While our model mechanistically attributes treatment failure to the upregulation of the tumor’s PD-L1 expression, another biologically plausible mechanism that could explain the observed relapse is T-cell exhaustion in the tumor microenvironment [42,43]. This phenomenon describes a state of T-cell dysfunction that arises from chronic exposure to tumor antigens. Over time, persistent stimulation can lead to a progressive loss of effector functions, such as the ability to proliferate and secrete cytotoxic molecules, even if the PD-1/PD-L1 blockade is maintained [42]. In the context of our model, this would mean that even with a dynamically changing PD-L1 expression ($ϵ$), the T-cell population (T) itself would become less effective at killing tumor cells. Future iterations of this model could incorporate T-cell exhaustion by making the T-cell death rate ($d_T$) a function of a proxy for cumulative antigen exposure, or by adding a separate, “exhausted” T-cell population. Distinguishing the relative contributions of adaptive resistance via PD-L1 upregulation versus intrinsic T-cell exhaustion remains a key challenge and an important direction for future investigation.

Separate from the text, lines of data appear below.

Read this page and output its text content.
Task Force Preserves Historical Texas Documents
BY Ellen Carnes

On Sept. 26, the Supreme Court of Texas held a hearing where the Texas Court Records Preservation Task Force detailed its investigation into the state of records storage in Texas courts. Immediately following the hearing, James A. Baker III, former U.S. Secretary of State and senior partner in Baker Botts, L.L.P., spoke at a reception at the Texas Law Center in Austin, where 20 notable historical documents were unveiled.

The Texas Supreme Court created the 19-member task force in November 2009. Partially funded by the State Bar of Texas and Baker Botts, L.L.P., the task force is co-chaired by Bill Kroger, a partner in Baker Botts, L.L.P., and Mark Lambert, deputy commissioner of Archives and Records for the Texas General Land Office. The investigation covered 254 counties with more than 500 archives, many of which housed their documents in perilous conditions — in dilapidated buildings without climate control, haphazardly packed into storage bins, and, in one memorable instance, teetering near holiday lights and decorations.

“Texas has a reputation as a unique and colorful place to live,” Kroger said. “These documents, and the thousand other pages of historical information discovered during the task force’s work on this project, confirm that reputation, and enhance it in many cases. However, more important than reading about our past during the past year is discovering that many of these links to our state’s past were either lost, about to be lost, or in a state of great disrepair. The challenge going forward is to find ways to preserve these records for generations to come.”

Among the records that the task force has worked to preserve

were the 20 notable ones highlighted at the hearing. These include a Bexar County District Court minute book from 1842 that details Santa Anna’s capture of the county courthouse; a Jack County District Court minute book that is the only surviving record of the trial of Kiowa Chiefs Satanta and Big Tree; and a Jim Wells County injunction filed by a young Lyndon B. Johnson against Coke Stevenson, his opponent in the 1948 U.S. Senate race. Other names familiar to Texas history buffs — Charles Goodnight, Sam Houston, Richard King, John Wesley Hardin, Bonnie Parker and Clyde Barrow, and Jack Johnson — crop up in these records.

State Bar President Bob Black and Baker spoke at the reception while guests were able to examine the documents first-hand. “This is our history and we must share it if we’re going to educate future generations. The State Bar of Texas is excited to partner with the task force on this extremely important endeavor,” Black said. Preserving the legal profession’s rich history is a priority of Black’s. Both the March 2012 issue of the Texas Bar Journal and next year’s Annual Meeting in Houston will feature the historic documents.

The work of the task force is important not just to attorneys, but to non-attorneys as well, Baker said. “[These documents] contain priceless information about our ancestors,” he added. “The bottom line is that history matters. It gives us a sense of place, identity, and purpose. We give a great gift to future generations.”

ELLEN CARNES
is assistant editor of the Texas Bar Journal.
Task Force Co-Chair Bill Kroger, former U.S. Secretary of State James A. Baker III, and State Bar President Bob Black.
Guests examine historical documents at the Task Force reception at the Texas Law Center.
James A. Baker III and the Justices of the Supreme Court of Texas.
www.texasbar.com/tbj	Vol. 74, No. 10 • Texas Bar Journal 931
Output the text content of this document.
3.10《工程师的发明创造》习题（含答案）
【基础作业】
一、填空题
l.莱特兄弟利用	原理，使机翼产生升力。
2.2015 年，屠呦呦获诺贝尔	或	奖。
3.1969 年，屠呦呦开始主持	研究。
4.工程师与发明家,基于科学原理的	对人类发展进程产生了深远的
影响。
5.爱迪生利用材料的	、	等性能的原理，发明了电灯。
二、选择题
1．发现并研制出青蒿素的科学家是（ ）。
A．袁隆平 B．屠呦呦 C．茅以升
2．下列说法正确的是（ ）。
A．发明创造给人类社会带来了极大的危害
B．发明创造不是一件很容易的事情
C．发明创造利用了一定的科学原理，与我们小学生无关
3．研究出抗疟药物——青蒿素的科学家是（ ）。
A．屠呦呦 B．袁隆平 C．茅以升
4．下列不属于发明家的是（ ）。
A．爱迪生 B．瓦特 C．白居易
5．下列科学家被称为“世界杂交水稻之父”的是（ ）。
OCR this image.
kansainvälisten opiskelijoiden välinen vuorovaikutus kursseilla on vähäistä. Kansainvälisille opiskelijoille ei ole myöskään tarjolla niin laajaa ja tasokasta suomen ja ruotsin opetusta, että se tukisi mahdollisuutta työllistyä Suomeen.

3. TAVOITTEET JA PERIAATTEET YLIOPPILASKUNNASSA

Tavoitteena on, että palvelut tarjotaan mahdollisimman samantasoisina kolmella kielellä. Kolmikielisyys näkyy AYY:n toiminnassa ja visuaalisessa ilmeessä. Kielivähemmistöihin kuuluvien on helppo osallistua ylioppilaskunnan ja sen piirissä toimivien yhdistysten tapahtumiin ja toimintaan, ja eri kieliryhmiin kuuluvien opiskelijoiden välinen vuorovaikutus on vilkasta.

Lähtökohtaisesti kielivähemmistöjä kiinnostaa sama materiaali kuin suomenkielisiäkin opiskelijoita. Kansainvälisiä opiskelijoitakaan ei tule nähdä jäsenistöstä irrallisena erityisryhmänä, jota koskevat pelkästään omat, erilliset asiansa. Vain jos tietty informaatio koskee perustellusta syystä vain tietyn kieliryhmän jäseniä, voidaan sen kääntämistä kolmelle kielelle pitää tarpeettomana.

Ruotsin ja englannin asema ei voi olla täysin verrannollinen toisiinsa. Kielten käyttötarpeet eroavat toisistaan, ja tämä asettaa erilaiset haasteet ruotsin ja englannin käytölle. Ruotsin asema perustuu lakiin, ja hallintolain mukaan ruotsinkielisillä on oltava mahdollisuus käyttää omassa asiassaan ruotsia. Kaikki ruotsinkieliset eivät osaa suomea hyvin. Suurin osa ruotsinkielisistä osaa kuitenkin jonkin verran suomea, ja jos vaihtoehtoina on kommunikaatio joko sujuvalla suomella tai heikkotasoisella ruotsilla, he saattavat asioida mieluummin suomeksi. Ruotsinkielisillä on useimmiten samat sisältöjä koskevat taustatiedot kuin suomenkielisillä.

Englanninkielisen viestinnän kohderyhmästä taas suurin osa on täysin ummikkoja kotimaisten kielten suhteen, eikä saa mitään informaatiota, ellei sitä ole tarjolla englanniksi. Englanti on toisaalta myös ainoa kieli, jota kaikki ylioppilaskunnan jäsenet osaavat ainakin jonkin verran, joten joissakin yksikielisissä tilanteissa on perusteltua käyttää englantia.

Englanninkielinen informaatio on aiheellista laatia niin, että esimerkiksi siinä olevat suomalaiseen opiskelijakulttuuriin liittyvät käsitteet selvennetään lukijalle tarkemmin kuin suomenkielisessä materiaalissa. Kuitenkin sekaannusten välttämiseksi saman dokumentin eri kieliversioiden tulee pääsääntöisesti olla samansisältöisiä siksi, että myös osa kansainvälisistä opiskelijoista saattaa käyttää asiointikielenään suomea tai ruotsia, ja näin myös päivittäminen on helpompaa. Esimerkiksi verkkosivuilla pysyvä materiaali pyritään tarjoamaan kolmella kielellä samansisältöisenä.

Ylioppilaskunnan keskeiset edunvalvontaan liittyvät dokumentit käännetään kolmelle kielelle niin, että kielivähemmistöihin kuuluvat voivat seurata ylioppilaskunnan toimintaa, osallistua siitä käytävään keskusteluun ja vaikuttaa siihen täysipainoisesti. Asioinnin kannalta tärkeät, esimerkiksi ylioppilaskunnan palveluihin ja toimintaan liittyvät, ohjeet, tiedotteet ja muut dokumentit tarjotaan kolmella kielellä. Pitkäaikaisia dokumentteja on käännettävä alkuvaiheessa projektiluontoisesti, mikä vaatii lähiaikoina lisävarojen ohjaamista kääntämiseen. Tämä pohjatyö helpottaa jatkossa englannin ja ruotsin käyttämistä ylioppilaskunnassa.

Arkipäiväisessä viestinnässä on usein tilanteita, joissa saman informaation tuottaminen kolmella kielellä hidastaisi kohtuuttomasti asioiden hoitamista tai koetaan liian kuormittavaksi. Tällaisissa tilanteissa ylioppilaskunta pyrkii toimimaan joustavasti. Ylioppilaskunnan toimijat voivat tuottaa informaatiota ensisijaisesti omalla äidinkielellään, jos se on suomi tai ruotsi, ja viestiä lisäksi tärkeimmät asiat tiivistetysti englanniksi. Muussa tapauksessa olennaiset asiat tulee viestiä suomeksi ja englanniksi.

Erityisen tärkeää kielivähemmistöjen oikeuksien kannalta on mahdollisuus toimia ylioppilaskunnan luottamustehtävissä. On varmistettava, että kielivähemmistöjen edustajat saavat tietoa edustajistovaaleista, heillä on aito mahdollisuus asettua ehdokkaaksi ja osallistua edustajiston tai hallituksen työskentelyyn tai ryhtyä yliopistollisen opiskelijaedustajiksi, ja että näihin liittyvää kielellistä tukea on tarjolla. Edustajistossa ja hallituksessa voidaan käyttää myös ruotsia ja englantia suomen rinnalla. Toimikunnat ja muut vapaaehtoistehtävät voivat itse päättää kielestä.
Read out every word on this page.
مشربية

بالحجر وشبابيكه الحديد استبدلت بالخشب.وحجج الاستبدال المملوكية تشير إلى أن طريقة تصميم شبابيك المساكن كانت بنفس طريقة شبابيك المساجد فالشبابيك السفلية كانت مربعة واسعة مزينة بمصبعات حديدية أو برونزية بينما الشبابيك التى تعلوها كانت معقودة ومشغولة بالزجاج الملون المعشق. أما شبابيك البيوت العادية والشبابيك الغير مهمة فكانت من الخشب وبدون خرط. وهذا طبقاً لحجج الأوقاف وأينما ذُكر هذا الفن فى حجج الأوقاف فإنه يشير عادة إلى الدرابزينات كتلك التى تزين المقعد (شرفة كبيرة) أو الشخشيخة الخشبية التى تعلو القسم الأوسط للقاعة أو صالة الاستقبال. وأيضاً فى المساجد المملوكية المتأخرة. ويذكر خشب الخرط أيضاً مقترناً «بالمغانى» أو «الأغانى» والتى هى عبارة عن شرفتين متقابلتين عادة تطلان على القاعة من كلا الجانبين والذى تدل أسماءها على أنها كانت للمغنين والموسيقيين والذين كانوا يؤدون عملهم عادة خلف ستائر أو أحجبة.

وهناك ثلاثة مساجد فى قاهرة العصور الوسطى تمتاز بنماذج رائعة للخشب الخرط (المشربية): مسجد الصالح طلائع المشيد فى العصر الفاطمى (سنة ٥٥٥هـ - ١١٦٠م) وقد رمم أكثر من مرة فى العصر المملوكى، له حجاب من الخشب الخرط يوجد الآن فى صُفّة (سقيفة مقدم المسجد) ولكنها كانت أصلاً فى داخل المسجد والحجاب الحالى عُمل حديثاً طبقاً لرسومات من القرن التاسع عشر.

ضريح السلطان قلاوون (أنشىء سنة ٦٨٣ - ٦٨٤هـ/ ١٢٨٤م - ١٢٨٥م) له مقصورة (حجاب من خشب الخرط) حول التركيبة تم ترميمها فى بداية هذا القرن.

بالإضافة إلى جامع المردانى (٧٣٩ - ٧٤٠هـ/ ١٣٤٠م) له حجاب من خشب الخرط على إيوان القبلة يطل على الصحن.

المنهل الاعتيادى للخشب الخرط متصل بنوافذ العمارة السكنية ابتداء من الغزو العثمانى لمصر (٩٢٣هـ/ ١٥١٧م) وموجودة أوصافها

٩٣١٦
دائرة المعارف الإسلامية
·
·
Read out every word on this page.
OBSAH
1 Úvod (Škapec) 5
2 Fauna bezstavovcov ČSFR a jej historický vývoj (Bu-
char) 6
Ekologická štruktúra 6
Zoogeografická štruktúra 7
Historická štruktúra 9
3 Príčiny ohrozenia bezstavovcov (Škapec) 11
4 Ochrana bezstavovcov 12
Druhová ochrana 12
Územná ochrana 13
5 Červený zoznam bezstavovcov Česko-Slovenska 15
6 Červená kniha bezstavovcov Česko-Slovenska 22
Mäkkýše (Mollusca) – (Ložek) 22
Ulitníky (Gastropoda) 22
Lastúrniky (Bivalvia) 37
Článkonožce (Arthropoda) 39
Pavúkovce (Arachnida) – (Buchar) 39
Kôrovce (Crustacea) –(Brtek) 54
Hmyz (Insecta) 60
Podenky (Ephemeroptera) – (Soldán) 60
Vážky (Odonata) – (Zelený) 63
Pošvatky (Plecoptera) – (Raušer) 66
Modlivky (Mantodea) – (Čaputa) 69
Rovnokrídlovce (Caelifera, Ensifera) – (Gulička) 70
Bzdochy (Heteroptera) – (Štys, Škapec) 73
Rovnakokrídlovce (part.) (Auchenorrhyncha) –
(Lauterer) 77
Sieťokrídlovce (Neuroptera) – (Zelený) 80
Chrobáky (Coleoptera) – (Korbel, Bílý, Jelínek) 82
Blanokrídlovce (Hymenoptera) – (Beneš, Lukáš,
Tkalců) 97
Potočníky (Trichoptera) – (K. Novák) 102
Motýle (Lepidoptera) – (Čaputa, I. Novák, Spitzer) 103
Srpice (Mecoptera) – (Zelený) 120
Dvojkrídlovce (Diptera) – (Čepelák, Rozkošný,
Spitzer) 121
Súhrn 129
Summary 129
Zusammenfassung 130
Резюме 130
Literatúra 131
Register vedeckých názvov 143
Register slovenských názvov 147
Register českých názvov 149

An alternative interpretation of our model’s dynamic $ϵ$ is that it represents the consequence of clonal selection within a heterogeneous tumor [44]. While the biological reality is likely a continuous spectrum of resistant cells, it is simpler to conceptualize this as a mixture of two populations: therapy-sensitive cells (with a low potential for PD-L1 expression) and a pre-existing sub-clone of intrinsically resistant cells (with a high capacity for PD-L1 upregulation) [45,46,47,48,49,50]. The immunotherapy then acts as a strong, selective pressure, efficiently eliminating the sensitive population at one end of the spectrum. This allows the more resistant clones, which were initially a small fraction of the tumor, to survive and proliferate, eventually shifting the entire population’s distribution towards higher resistance. As this evolutionary process occurs, the average PD-L1 expression potential of the whole tumor increases, which is precisely what our model captures through the dynamic increase in the single epsilon parameter under NHS-muIL12 therapy (Figure 2). Therefore, our model’s framework can be seen as an effective representation of the bulk tumor dynamics that result from this underlying process of clonal evolution across a resistance spectrum.

5. Conclusions

This study demonstrates the power of an iterative mathematical modeling approach to quantitatively dissect the mechanisms of adaptive resistance in combination immunotherapy. By showing that incorporating therapy-dependent, nonconstant regulation of PD-L1 enabled a biologically grounded mechanism to reproduce experimental observations, we formulated PD-L1 tumor expression as a dynamic variable ($ϵ$), thereby providing a mechanistic basis for both therapeutic synergy and treatment failure within the original model. This work builds onto a robust in silico platform that can be leveraged to design and test novel therapeutic strategies to overcome the challenge of tumor immune escape.